Under Labour’s programme, which begins this month, prisoners will be eligible for early release after serving 40% rather than 50% of their sentences. In theory, certain serious offences, like those with domestic violence convictions would not be covered, but this month the government confirmed that was not always the case. If someone had a history of, say, serious sexual offences, but was currently serving a sentence for something else, they would be eligible.
Some 40,000 prisoners are estimated to benefit from the scheme, meaning the probation service’s caseload could eventually shoot up by as much as a fifth. Some 5,500 prisoners are expected to be released in the next two months alone.
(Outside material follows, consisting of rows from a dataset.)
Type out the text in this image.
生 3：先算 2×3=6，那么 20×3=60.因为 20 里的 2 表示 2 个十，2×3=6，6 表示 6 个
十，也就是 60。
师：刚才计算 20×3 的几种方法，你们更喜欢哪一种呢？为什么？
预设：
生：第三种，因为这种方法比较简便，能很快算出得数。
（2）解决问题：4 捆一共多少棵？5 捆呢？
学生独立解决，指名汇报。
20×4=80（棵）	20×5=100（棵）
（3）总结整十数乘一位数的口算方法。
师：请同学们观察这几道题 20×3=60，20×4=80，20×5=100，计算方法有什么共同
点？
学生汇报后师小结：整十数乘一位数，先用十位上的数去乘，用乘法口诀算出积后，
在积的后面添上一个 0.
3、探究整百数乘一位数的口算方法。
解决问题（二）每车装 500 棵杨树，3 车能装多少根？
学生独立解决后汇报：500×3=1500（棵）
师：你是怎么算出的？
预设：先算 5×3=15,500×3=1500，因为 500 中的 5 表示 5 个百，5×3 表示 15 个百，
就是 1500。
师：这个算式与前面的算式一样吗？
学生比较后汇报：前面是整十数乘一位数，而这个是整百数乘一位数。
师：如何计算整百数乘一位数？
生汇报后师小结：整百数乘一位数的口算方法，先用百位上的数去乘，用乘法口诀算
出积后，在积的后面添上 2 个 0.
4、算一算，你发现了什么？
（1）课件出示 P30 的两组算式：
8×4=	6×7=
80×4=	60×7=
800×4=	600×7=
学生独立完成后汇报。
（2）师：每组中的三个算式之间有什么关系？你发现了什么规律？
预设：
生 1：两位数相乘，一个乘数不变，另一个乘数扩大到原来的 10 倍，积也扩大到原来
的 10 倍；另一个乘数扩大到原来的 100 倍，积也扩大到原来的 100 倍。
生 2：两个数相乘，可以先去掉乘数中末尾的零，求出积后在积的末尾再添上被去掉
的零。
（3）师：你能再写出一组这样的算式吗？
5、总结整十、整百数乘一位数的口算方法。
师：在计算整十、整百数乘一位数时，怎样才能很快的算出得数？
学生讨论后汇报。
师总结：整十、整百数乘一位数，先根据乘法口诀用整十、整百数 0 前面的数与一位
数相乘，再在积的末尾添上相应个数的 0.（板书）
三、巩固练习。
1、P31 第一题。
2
The new scheme came with a promise to recruit 1,000 new probation officers by March 2025 to help deal with the new caseload and address staffing shortfalls in the service, though given it takes 18 months for an officer to qualify, it could be years before the service feels any benefit.
“I'm concerned about the potential impact that this will have, particularly in the short term,” says Jones. “Extra officers in a year or 18 months is great but you've got to through the next 18 months first.”
A Ministry of Justice spokesperson stressed that the government “inherited a prison system in crisis” that was “putting pressure on the wider justice system particularly probation staff”. They added they had been “forced into taking difficult but necessary action so it can keep locking up dangerous criminals and protect the public”.
All of those working in probation who spoke The House spoke said the scale of the crisis had made them rethink the entire structure and future of the probation service.
Jones says the “chronic” issues in the service meant the government needed to consider pruning the numbers or types of ex-detainees the service oversees as “it's probably better to do 70% of the job really well than do 100% of the job poorly”.
NAPO also calls on the government to end or phase out short-term prison sentencing.
“There are too many people in prison for offences that realistically, you should put them on a community order or some other form of reparation,” says NAPO general secretary Lawrence.
"We cannot keep doing this. The early release plans may make a difference to overcrowding in the short term, but it’s a palliative not a long-term cure.”